# refreeze salmon after a smoke



## mofo (Nov 9, 2011)

I have some salmon in my freezer that I vacuum packed last summer  immediately after catching on Lake Michigan. So it has been in the freezer for over a year. I would like to smoke it and then repack in smaller packs and freeze to be used later at my leisure in a spread for crackers, etc.Would I be able to do that? How long would I be able to keep them in the freezer if vacuum packed again?


----------



## chef jimmyj (Nov 9, 2011)

The issue with re-feeze is less about Safety, assuming proper handling, and more about Quality and texture...Home freezers are not cold enough to keep Ice Crystal small enough that they don't tear up the Fish making the meat Mushy...That being said 1 year for a first freeze is about the limit to maintain Quality...So time to smoke it...Since most recipes for Salmon dip uses Hot Smoked fully cooked Salmon...The re-freeze will not have much effect on the texture...So go ahead and do your thing...As far as storage after the smoke...You can get away with 3 months but you should use it up ASAP!...If you are curing and Cold Smoking the Salmon will be ok for Dip but you may find it somewhat soft for Slicing...Again use it ASAP...JJ


----------



## mofo (Nov 10, 2011)

Thanks Chef JJ - I think I read where you have a good recipe for either the brine or a spread for salmon. A search of the forums reveals nothing. Can you help me out?


----------



## chef jimmyj (Nov 10, 2011)

MoFo...Bearcarver is MY goto Guy for Salmon...Check this out...http://www.smokingmeatforums.com/t/91264/final-smoked-salmon-with-recipe-instructions-and-qview

Let me look around for a Spread recipe or PM the Bear for his. What do you like, Simple, or a Variety of Flavors and Veggies?...JJ


----------



## SmokinAl (Nov 10, 2011)

I have never re-freezed smoked salmon if it was a dinner dish. I do however re-freeze lox.
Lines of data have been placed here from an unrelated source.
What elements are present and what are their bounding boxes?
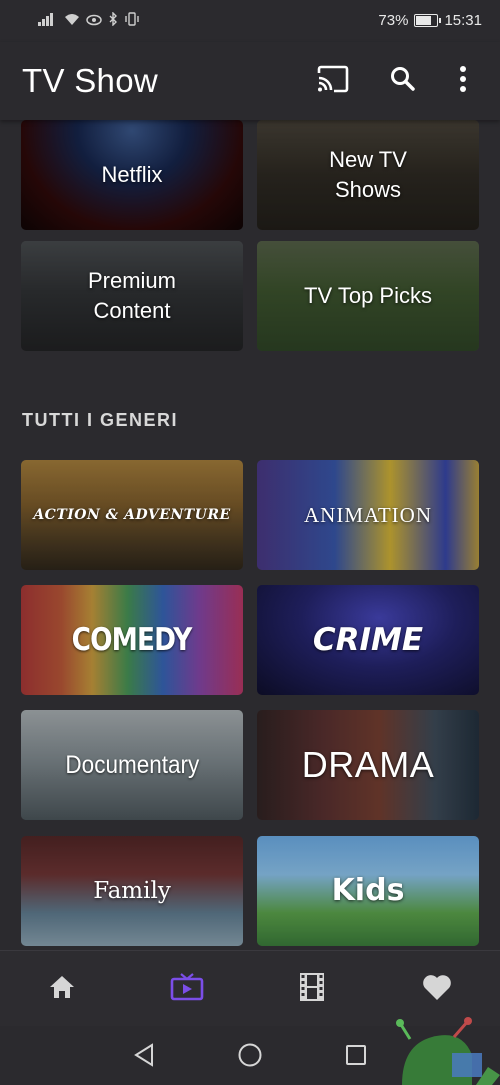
wifi-icon [64, 12, 80, 31]
tile-label: DRAMA [301, 744, 435, 785]
system-home-button[interactable] [237, 1042, 263, 1073]
battery-level [416, 16, 432, 25]
tile-kids[interactable]: Kids [257, 836, 479, 946]
bluetooth-icon [108, 11, 118, 31]
tile-label: ANIMATION [304, 503, 432, 527]
tile-animation[interactable]: ANIMATION [257, 460, 479, 570]
system-back-button[interactable] [131, 1042, 157, 1072]
page-title: TV Show [22, 62, 158, 99]
main-content[interactable]: Netflix New TV Shows Premium Content TV … [0, 120, 500, 950]
tile-label: COMEDY [72, 622, 193, 658]
tile-label: Netflix [101, 162, 163, 187]
search-button[interactable] [386, 64, 420, 98]
tile-label: Documentary [65, 751, 199, 779]
tile-label: TV Top Picks [304, 283, 432, 308]
signal-icon [38, 12, 58, 31]
search-icon [390, 66, 416, 97]
tile-label: Premium Content [87, 268, 176, 323]
tile-label: Family [93, 878, 171, 904]
section-title-genres: TUTTI I GENERI [22, 410, 178, 430]
cast-button[interactable] [316, 64, 350, 98]
nav-favorites[interactable] [417, 971, 457, 1007]
clock: 15:31 [444, 12, 482, 29]
tile-documentary[interactable]: Documentary [21, 710, 243, 820]
tv-icon [170, 972, 204, 1007]
tile-crime[interactable]: CRIME [257, 585, 479, 695]
status-icons-right: 73% 15:31 [378, 12, 482, 29]
status-bar: 73% 15:31 [0, 0, 500, 42]
vibrate-icon [124, 12, 140, 31]
tile-family[interactable]: Family [21, 836, 243, 946]
watermark-logo [392, 1015, 500, 1085]
tile-comedy[interactable]: COMEDY [21, 585, 243, 695]
nav-tv-shows[interactable] [167, 971, 207, 1007]
tile-drama[interactable]: DRAMA [257, 710, 479, 820]
screen: 73% 15:31 TV Show Netflix New TV Shows P… [0, 0, 500, 1085]
app-bar-actions [280, 64, 480, 98]
eye-icon [86, 13, 102, 31]
tile-label: CRIME [312, 622, 424, 658]
film-icon [299, 972, 325, 1007]
more-options-button[interactable] [446, 64, 480, 98]
battery-percent: 73% [378, 12, 409, 29]
back-icon [133, 1042, 155, 1072]
recents-icon [344, 1043, 368, 1072]
more-vert-icon [459, 65, 467, 97]
tile-new-tv-shows[interactable]: New TV Shows [257, 120, 479, 230]
heart-icon [422, 973, 452, 1006]
tile-premium-content[interactable]: Premium Content [21, 241, 243, 351]
tile-label: New TV Shows [329, 147, 407, 202]
battery-icon [414, 14, 442, 27]
cast-icon [316, 65, 350, 98]
tile-tv-top-picks[interactable]: TV Top Picks [257, 241, 479, 351]
nav-home[interactable] [42, 971, 82, 1007]
home-icon [48, 974, 76, 1005]
home-circle-icon [237, 1042, 263, 1073]
tile-netflix[interactable]: Netflix [21, 120, 243, 230]
nav-movies[interactable] [292, 971, 332, 1007]
system-recents-button[interactable] [343, 1044, 369, 1070]
tile-action-adventure[interactable]: ACTION & ADVENTURE [21, 460, 243, 570]
tile-label: ACTION & ADVENTURE [33, 507, 231, 523]
app-bar: TV Show [0, 42, 500, 120]
status-icons-left [38, 11, 140, 31]
tile-label: Kids [331, 873, 405, 908]
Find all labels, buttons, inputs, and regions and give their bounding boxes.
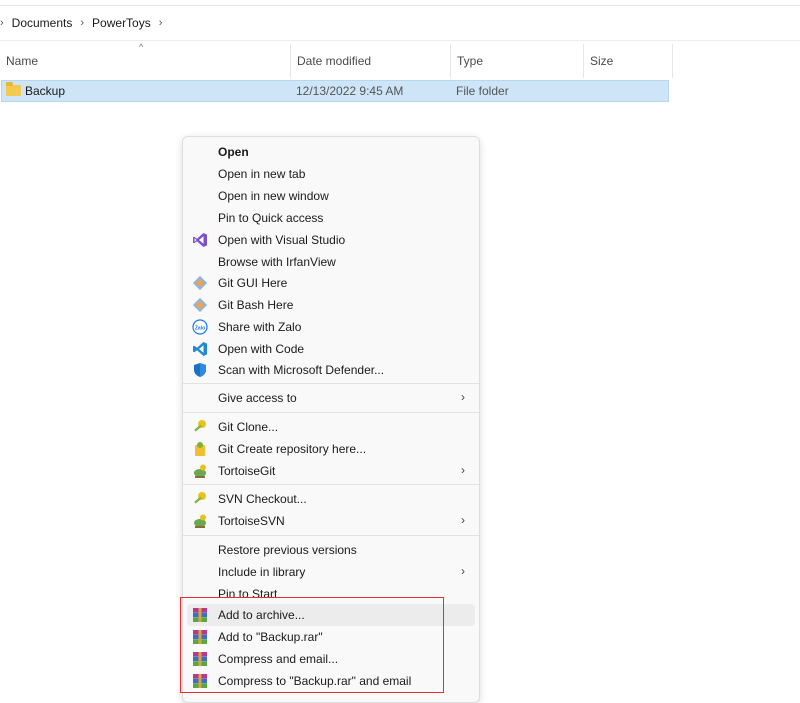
tortoise-git-repo-icon bbox=[195, 442, 205, 456]
menu-item-label: TortoiseGit bbox=[218, 464, 276, 478]
column-header-type[interactable]: Type bbox=[450, 44, 583, 78]
menu-item-open-new-window[interactable]: Open in new window bbox=[187, 185, 475, 207]
menu-separator bbox=[183, 535, 479, 536]
menu-item-git-gui[interactable]: Git GUI Here bbox=[187, 272, 475, 294]
column-header-size[interactable]: Size bbox=[583, 44, 673, 78]
menu-item-browse-irfanview[interactable]: Browse with IrfanView bbox=[187, 251, 475, 273]
menu-item-label: Open with Code bbox=[218, 342, 305, 356]
menu-item-label: Give access to bbox=[218, 391, 297, 405]
winrar-icon bbox=[193, 608, 207, 622]
vscode-icon bbox=[193, 342, 207, 356]
context-menu: Open Open in new tab Open in new window … bbox=[182, 136, 480, 703]
column-header-size-label: Size bbox=[590, 54, 614, 68]
column-header-row: Name ^ Date modified Type Size bbox=[0, 42, 673, 78]
menu-item-give-access[interactable]: Give access to › bbox=[187, 387, 475, 409]
winrar-icon bbox=[193, 674, 207, 688]
menu-separator bbox=[183, 412, 479, 413]
menu-item-label: Open with Visual Studio bbox=[218, 233, 346, 247]
menu-item-label: Include in library bbox=[218, 565, 306, 579]
menu-item-open-code[interactable]: Open with Code bbox=[187, 338, 475, 360]
table-row[interactable]: Backup 12/13/2022 9:45 AM File folder bbox=[1, 80, 669, 102]
tortoisegit-icon bbox=[194, 464, 206, 478]
winrar-icon bbox=[193, 630, 207, 644]
menu-item-pin-start[interactable]: Pin to Start bbox=[187, 583, 475, 605]
menu-item-restore-versions[interactable]: Restore previous versions bbox=[187, 539, 475, 561]
menu-item-git-create-repo[interactable]: Git Create repository here... bbox=[187, 438, 475, 460]
row-date: 12/13/2022 9:45 AM bbox=[296, 84, 404, 98]
column-header-name[interactable]: Name ^ bbox=[0, 42, 290, 78]
menu-item-label: Add to archive... bbox=[218, 608, 305, 622]
menu-item-open-visual-studio[interactable]: Open with Visual Studio bbox=[187, 229, 475, 251]
menu-item-label: Share with Zalo bbox=[218, 320, 302, 334]
tortoisesvn-icon bbox=[194, 514, 206, 528]
menu-item-label: Git Create repository here... bbox=[218, 442, 367, 456]
menu-item-label: Browse with IrfanView bbox=[218, 255, 336, 269]
zalo-icon: Zalo bbox=[192, 319, 208, 335]
breadcrumb-powertoys[interactable]: PowerToys bbox=[92, 16, 151, 30]
menu-item-label: SVN Checkout... bbox=[218, 492, 307, 506]
column-header-type-label: Type bbox=[457, 54, 484, 68]
row-name: Backup bbox=[25, 84, 66, 98]
menu-item-include-library[interactable]: Include in library › bbox=[187, 561, 475, 583]
chevron-right-icon[interactable]: › bbox=[0, 17, 4, 29]
chevron-right-icon: › bbox=[461, 564, 465, 578]
menu-item-label: Open in new tab bbox=[218, 167, 306, 181]
menu-item-label: Compress and email... bbox=[218, 652, 339, 666]
menu-item-label: Compress to "Backup.rar" and email bbox=[218, 674, 412, 688]
menu-item-label: TortoiseSVN bbox=[218, 514, 285, 528]
menu-item-compress-email[interactable]: Compress and email... bbox=[187, 648, 475, 670]
git-gui-icon bbox=[192, 275, 208, 291]
breadcrumb-documents[interactable]: Documents bbox=[12, 16, 73, 30]
menu-item-git-clone[interactable]: Git Clone... bbox=[187, 416, 475, 438]
menu-item-tortoisesvn[interactable]: TortoiseSVN › bbox=[187, 510, 475, 532]
menu-item-add-rar[interactable]: Add to "Backup.rar" bbox=[187, 626, 475, 648]
menu-separator bbox=[183, 484, 479, 485]
menu-separator bbox=[183, 383, 479, 384]
menu-item-open[interactable]: Open bbox=[187, 141, 475, 163]
chevron-right-icon: › bbox=[461, 463, 465, 477]
menu-item-label: Add to "Backup.rar" bbox=[218, 630, 323, 644]
folder-icon bbox=[6, 82, 21, 96]
menu-item-label: Git Bash Here bbox=[218, 298, 294, 312]
menu-item-label: Pin to Start bbox=[218, 587, 278, 601]
menu-item-git-bash[interactable]: Git Bash Here bbox=[187, 294, 475, 316]
column-header-date-label: Date modified bbox=[297, 54, 372, 68]
menu-item-label: Pin to Quick access bbox=[218, 211, 324, 225]
menu-item-label: Open bbox=[218, 145, 249, 159]
tortoise-svn-key-icon bbox=[194, 492, 206, 504]
chevron-right-icon[interactable]: › bbox=[80, 17, 84, 29]
column-header-name-label: Name bbox=[6, 54, 39, 68]
menu-item-scan-defender[interactable]: Scan with Microsoft Defender... bbox=[187, 359, 475, 381]
menu-item-label: Git Clone... bbox=[218, 420, 279, 434]
breadcrumb: › Documents › PowerToys › bbox=[0, 10, 162, 36]
menu-item-label: Scan with Microsoft Defender... bbox=[218, 363, 385, 377]
menu-item-pin-quick-access[interactable]: Pin to Quick access bbox=[187, 207, 475, 229]
chevron-right-icon[interactable]: › bbox=[159, 17, 163, 29]
breadcrumb-divider bbox=[0, 40, 800, 41]
menu-item-svn-checkout[interactable]: SVN Checkout... bbox=[187, 488, 475, 510]
menu-item-label: Git GUI Here bbox=[218, 276, 288, 290]
defender-shield-icon bbox=[194, 363, 206, 377]
menu-item-label: Open in new window bbox=[218, 189, 329, 203]
sort-ascending-icon: ^ bbox=[139, 42, 144, 52]
svg-text:Zalo: Zalo bbox=[195, 325, 205, 331]
menu-item-tortoisegit[interactable]: TortoiseGit › bbox=[187, 460, 475, 482]
row-type: File folder bbox=[456, 84, 509, 98]
menu-item-label: Restore previous versions bbox=[218, 543, 357, 557]
top-divider bbox=[0, 5, 800, 6]
menu-item-add-archive[interactable]: Add to archive... bbox=[187, 604, 475, 626]
winrar-icon bbox=[193, 652, 207, 666]
chevron-right-icon: › bbox=[461, 390, 465, 404]
visual-studio-icon bbox=[193, 233, 207, 247]
menu-item-compress-rar-email[interactable]: Compress to "Backup.rar" and email bbox=[187, 670, 475, 692]
column-header-date-modified[interactable]: Date modified bbox=[290, 44, 450, 78]
menu-item-share-zalo[interactable]: Zalo Share with Zalo bbox=[187, 316, 475, 338]
menu-item-open-new-tab[interactable]: Open in new tab bbox=[187, 163, 475, 185]
chevron-right-icon: › bbox=[461, 513, 465, 527]
tortoise-git-key-icon bbox=[194, 420, 206, 432]
git-bash-icon bbox=[192, 297, 208, 313]
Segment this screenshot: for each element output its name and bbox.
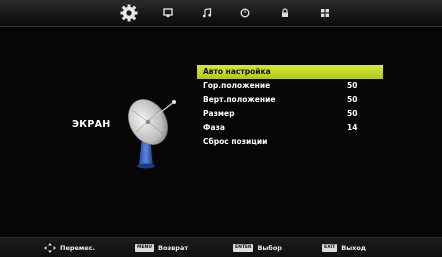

IMHO it is just as good frozen & thawed as it was right out of the smoker & chilled.

I slice it before I freeze it.


----------



## chef jimmyj (Nov 11, 2011)

MoFo...I did this Recipe about 10 years ago, sorry took time to find, Smokey, Creamy with a surprise...Hope you like it!...JJ

Gingered Smoked Salmon Spread

1Lb Cream Cheese...Room Temp

1/2C Mayonnaise

1/4C Sour Cream

1Tbs Soy Sauce

1tsp Hot Sauce...Sriracha (Asian) or other

1/4tsp Black Pepper

1Lb Smoked Salmon...or other Smoked Fish, Flaked

1/4C Chopped Crystalized Ginger

1/4C Chopped Scallion

Process the first 6 ingredients until smooth...

For Fine Spread...add remaining and Pulse to desire consistency...

For Chunky Spread...Fold in remaining with a spatula...

For a Change of Pace!

Substitute... Ginger and Scallons with...

1/4C Chopped Fresh Dill

2T Chopped Capers

2T Chopped Fresh Chives


----------



## Bearcarver (Nov 11, 2011)

We had 19 full Salmon fillets in the freezer for 13 months to 15 months.

Only two of them had a little freezer burn, and those two had faulty vacuum pack seals.

I always freeze my fresh caught Salmon for at least 30 days at below Zero degrees, to kill the parasites, because I don't cook it to 160˚.

I never made any Salmon dip or spread, but JJ's looks like a good one---either way.

I usually just pick at my snacking Salmon, along with some smoked cheese.

Bear


----------